Imagine a security camera that doesn't just capture break-ins—it sees them coming and alerts you in time to act. That's what AI is bringing to cybersecurity. It detects irregularities faster and identifies suspicious behavior more effectively, making it possible to anticipate attacks early enough to stop them.

But ironically, the same technology that’s redefining cybersecurity also introduces new vulnerabilities that are unfamiliar, fast-moving, and easy to miss. And many security teams aren’t equipped to protect against them. It’s the catch-22 of the 21st century: The tools that make you stronger also expose you to new risks.

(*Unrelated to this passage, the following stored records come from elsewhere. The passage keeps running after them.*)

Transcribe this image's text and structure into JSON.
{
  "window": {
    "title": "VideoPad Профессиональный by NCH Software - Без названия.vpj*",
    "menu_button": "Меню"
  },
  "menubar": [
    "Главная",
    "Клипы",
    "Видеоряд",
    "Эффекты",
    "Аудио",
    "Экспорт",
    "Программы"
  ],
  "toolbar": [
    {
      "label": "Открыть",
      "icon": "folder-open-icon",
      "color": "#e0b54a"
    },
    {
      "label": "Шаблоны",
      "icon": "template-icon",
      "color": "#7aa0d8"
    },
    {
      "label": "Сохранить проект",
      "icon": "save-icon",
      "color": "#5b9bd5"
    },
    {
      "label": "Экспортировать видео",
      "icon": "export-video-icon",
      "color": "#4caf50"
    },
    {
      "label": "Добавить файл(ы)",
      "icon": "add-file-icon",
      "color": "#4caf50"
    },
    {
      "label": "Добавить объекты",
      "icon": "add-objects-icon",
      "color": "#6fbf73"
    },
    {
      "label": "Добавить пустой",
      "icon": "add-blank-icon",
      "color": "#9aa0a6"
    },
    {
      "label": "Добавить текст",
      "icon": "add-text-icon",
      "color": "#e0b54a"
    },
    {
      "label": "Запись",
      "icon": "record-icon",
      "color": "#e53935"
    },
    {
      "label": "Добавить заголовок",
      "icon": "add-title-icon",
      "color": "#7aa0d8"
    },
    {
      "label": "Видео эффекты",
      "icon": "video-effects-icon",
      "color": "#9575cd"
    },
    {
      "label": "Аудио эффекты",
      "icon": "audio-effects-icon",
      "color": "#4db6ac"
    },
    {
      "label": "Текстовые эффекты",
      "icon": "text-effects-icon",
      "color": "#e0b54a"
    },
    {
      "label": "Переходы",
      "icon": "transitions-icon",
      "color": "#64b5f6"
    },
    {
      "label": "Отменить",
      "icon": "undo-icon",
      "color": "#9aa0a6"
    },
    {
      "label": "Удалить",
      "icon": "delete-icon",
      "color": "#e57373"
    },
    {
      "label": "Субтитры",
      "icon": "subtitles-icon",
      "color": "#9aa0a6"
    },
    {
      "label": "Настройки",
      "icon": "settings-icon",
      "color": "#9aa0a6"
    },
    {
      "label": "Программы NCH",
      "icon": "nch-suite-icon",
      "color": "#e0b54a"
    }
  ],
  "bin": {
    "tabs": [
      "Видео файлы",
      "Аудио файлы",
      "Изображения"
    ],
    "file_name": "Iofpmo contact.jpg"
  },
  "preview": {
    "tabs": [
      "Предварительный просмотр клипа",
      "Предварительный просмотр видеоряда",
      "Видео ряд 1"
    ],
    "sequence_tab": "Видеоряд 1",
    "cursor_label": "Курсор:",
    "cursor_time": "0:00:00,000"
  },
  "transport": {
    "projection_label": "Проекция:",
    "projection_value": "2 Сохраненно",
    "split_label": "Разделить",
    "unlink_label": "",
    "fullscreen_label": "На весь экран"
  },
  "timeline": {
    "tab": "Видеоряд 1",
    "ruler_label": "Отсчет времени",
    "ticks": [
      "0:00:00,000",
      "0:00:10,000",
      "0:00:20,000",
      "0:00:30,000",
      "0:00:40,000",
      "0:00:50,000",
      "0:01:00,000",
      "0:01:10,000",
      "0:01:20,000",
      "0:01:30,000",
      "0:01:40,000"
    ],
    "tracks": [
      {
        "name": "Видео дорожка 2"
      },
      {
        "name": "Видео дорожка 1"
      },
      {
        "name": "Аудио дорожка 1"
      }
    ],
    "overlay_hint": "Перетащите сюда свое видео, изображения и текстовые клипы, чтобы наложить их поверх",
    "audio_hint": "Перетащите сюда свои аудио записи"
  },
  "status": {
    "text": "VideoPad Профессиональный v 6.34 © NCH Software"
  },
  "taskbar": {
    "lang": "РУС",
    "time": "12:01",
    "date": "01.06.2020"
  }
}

In this guide, we’ll explain what AI security is and where threats are emerging. We’ll also highlight how AI can strengthen your defenses and share best practices for keeping AI security systems in check.

What Is AI Security?

AI security refers to two things: the use of artificial intelligence to protect digital systems, and the measures that safeguard AI itself from misuse or attack. To understand the role of AI in cybersecurity, it helps to see how both sides work—and why they matter.

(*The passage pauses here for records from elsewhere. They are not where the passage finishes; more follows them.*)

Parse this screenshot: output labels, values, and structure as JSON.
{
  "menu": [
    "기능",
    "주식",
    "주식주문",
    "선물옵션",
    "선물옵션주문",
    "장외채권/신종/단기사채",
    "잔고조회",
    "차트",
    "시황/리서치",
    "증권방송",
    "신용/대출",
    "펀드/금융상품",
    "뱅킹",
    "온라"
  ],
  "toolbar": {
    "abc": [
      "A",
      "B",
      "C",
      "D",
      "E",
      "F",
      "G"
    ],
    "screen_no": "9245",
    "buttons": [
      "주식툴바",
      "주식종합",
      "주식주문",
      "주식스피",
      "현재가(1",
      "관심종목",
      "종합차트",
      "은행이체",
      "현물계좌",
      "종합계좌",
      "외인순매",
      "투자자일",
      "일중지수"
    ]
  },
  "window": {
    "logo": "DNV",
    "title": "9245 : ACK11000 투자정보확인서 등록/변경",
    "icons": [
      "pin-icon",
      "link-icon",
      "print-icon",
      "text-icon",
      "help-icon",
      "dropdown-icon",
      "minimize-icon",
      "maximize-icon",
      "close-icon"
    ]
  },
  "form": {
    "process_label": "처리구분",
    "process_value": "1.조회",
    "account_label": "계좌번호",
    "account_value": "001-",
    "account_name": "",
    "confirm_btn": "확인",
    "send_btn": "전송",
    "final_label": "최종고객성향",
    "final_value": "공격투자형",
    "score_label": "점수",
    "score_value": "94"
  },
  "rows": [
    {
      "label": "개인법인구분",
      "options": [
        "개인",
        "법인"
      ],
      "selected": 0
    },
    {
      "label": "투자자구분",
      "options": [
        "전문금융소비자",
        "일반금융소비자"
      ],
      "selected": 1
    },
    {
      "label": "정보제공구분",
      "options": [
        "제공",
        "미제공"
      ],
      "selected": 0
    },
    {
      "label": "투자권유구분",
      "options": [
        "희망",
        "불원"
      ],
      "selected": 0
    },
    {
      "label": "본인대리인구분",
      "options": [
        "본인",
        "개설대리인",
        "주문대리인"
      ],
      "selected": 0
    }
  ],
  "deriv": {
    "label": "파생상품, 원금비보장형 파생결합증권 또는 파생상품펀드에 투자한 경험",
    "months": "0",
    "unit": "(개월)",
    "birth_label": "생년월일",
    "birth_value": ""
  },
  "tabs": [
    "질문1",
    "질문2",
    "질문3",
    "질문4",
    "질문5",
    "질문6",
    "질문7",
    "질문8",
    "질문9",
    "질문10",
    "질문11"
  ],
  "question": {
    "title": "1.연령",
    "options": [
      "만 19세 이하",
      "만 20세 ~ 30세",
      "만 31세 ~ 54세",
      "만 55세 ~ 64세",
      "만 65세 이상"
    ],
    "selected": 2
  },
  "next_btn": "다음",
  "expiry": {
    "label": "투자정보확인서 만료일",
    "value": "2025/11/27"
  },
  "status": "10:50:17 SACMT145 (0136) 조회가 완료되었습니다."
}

The first category uses AI cybersecurity tools to defend digital systems. They scan massive volumes of telemetry in real time, learning and adapting as new patterns emerge. In fast-changing environments where static detection rules fall short, AI spots anomalies, prioritizes threats, and accelerates response.

The second category focuses on artificial intelligence protection, ensuring that the AI models, prompts, training data, and infrastructure don’t become backdoors for attackers. This is especially critical in tools like AI-powered code generators, where a single manipulated input can trigger dangerous results.

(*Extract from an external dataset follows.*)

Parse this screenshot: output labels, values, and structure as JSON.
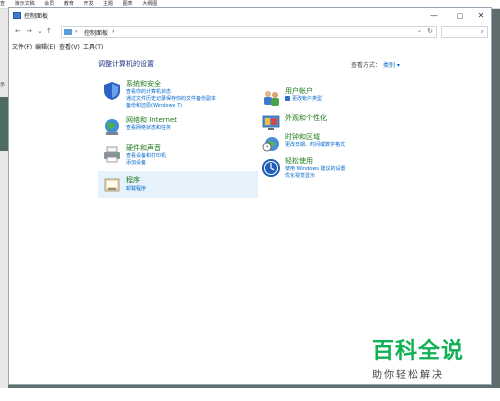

The bottom line? Artificial intelligence security isn’t one-dimensional. It’s not just about faster threat detection—it’s also about safeguarding the systems doing the detecting. When attackers compromise your models’ logic, behavior, or training data, the integrity of your entire security posture is at risk.

Why Is AI Security Important?

AI has come a long way in a short time. What was once novel tech now powers everything from cybersecurity tools and fraud detection systems to customer workflows and enterprise automation. But that reach brings risk. Flawed or compromised AI can misread threats, leak sensitive data, or cause massive failures. Because of this, modern organizations treat AI security as a necessity, not a perk.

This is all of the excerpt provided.